Attention changes what kind of a thing comes into being for us: in that way it changes the world.

Approach a stranger with interest, and they will likely prove interesting. Approach them as your country’s Fascist newspaper of choice tells you to, and you will – in a sense as real as it is depressing – create a different world.

This is a self-reinforcing process.

How you attend to [the world] changes what it is you find there. What you find then governs the kind of attention you will think it appropriate to pay in the future. And so it is that the world you recognise (which will not be exactly the same as my world) is ‘firmed up’ – and brought into being.

The upshot of this is that paying attention to how you pay attention is just about the most important thing you can do.

And paying attention to how you pay attention to the thing – money – that directs more of your decisions than probably anything else, is the most important part of this most important thing.

I’m going to repeat that: paying attention to how you pay attention to money is the most important thing you can learn about personal finance.
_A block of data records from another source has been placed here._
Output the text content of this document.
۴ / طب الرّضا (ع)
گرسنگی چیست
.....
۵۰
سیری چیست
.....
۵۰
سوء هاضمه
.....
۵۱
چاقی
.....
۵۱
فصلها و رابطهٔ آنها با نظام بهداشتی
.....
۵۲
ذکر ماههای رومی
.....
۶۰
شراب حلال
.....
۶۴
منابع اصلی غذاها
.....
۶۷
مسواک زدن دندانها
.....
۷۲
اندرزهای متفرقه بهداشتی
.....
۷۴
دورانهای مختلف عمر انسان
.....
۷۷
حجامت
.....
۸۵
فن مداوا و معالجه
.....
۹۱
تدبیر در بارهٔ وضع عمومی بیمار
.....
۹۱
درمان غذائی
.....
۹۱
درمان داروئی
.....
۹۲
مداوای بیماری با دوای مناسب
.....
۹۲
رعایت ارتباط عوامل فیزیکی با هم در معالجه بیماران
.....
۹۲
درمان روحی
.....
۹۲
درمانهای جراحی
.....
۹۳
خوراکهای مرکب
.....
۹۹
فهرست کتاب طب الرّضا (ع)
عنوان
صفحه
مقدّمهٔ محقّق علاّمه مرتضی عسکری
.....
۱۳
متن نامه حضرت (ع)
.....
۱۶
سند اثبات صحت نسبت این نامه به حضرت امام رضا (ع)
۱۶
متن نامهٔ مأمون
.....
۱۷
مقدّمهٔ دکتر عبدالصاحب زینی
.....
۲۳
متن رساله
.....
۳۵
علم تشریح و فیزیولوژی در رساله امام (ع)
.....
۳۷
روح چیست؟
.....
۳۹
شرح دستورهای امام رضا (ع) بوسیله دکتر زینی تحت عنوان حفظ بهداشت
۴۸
Nothing else comes close. And without it, everything else will prove of crushingly limited use.

And yet, as near as makes no difference, everybody neglects it.
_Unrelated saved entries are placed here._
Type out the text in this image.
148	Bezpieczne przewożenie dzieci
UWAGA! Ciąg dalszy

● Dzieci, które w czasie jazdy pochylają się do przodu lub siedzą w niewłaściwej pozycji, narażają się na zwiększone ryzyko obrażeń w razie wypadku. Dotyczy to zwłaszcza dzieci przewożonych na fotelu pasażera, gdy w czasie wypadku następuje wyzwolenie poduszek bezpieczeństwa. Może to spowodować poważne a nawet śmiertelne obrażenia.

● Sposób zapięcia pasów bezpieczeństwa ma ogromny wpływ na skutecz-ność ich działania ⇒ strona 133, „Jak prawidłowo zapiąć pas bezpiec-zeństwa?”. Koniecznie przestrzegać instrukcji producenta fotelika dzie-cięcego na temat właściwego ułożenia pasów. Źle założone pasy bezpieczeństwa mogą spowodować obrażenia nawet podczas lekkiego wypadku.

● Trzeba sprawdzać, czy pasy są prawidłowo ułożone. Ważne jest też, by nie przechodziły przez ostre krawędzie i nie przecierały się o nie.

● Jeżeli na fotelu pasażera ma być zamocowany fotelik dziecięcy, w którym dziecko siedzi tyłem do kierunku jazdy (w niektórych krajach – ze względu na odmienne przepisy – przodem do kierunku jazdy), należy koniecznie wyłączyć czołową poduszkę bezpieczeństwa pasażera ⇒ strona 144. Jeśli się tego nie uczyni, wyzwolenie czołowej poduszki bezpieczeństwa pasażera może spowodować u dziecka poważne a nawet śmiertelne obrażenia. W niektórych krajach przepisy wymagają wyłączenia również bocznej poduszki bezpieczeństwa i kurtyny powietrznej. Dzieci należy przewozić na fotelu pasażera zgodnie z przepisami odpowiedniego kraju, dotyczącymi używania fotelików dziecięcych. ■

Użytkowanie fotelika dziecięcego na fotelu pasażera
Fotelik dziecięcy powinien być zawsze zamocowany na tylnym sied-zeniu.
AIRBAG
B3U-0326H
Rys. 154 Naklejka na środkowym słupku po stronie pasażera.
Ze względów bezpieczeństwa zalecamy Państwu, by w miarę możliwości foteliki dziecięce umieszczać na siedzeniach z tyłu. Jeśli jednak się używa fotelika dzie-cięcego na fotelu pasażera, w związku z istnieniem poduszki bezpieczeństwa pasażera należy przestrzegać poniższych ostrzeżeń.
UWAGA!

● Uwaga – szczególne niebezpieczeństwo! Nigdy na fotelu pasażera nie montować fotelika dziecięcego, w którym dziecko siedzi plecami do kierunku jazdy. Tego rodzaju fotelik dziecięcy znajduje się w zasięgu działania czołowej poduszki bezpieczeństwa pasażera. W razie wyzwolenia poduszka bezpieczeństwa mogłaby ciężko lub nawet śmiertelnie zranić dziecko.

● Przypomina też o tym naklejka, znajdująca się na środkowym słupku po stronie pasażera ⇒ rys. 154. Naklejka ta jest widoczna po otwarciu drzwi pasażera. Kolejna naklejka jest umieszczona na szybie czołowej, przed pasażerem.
The main thrust of my thesis is that money, thanks to the unique way it is woven into our daily decisions, is a great tool for helping us pay attention to how we pay attention, for examining our lives. This is why ‘attention’ appears in about one-third of the newsletters so far, and why it’s right at the start of the book.

And yet the vast majority of people, regardless of their wealth, act as if the role of money in their life is not as a means of examining it, but as an excuse not to.
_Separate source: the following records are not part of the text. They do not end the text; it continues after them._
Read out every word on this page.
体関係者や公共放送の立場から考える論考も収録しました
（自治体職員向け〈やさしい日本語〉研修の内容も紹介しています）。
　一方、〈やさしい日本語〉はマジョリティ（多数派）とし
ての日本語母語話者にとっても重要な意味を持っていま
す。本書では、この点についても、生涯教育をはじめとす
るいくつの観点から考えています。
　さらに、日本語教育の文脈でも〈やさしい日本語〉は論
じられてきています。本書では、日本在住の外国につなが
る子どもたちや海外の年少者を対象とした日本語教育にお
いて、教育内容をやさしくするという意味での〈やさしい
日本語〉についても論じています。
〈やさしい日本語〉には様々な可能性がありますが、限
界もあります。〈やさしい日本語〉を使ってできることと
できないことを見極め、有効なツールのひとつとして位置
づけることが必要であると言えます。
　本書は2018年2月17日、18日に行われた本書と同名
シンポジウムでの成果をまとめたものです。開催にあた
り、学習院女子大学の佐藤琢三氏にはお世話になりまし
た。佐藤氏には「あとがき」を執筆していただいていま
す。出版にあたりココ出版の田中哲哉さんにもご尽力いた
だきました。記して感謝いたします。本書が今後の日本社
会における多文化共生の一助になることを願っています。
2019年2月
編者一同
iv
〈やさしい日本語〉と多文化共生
Your relationship with money shapes the way in which you pay attention, which in turn shapes your reality: your relationships to yourself, others, and the world.

Understanding your understanding

I hope it’s not too controversial to suggest that understanding your financial world is pretty handy when it comes to making the most of the money in your life.

If how you attend to the world changes what you find there, then how you pay attention must be fundamentally linked to your understanding. Your attention constrains your understanding.

The way we typically attend to money constrains our understanding of it, which in turn prevents us from making the most of it.

We can only know the world as we have inevitably shaped it by the nature of our attention.

This is why all financial advice is utterly pointless if doesn’t fit with – and ideally help to refine – the patterns of thinking mapped in your brain.

And it’s why to become wiser with money you need to tackle money stuff at the level of your worldview, as opposed to fiddling about with finding your ‘number’, hot investment tips, or early retirement hacks, tempting as the certainty these sort of things are selling you can be.

As Richard Tarnas put it: ‘Our world view is not simply the way we look at the world […] world views create worlds.’

And here is the point: the characteristics of the world created by your left-hemisphere – the narrowly focused make-believe world of models that would rather deny reality than adjust its model when that model is shown to have limits, as, being a model, will always be the case – exactly match those of the world created by the typical way we interact with money.

You can faff about around the edges all you like.

You can draw up a more detailed plan.

You can use a more powerful calculator.

You can find a prettier chart-making machine.

But it’s all bunkum if you continue to attend to money in an idiotic way.

Which, given we – especially in the modern West – already live in a world that is increasingly subject to and screwed up by the shortcomings of a runaway left-hemisphere take on reality, you will.

Until you take conscious control. Until you pay attention to how you pay attention.

The case for this is colossal, but making it will take some time. I hope you’ll stick with me as we approach it from an array of angles, a few of which at least I’m confident will resonate in such a way, you’ll never look at – and attend to – your financial world in the same way again.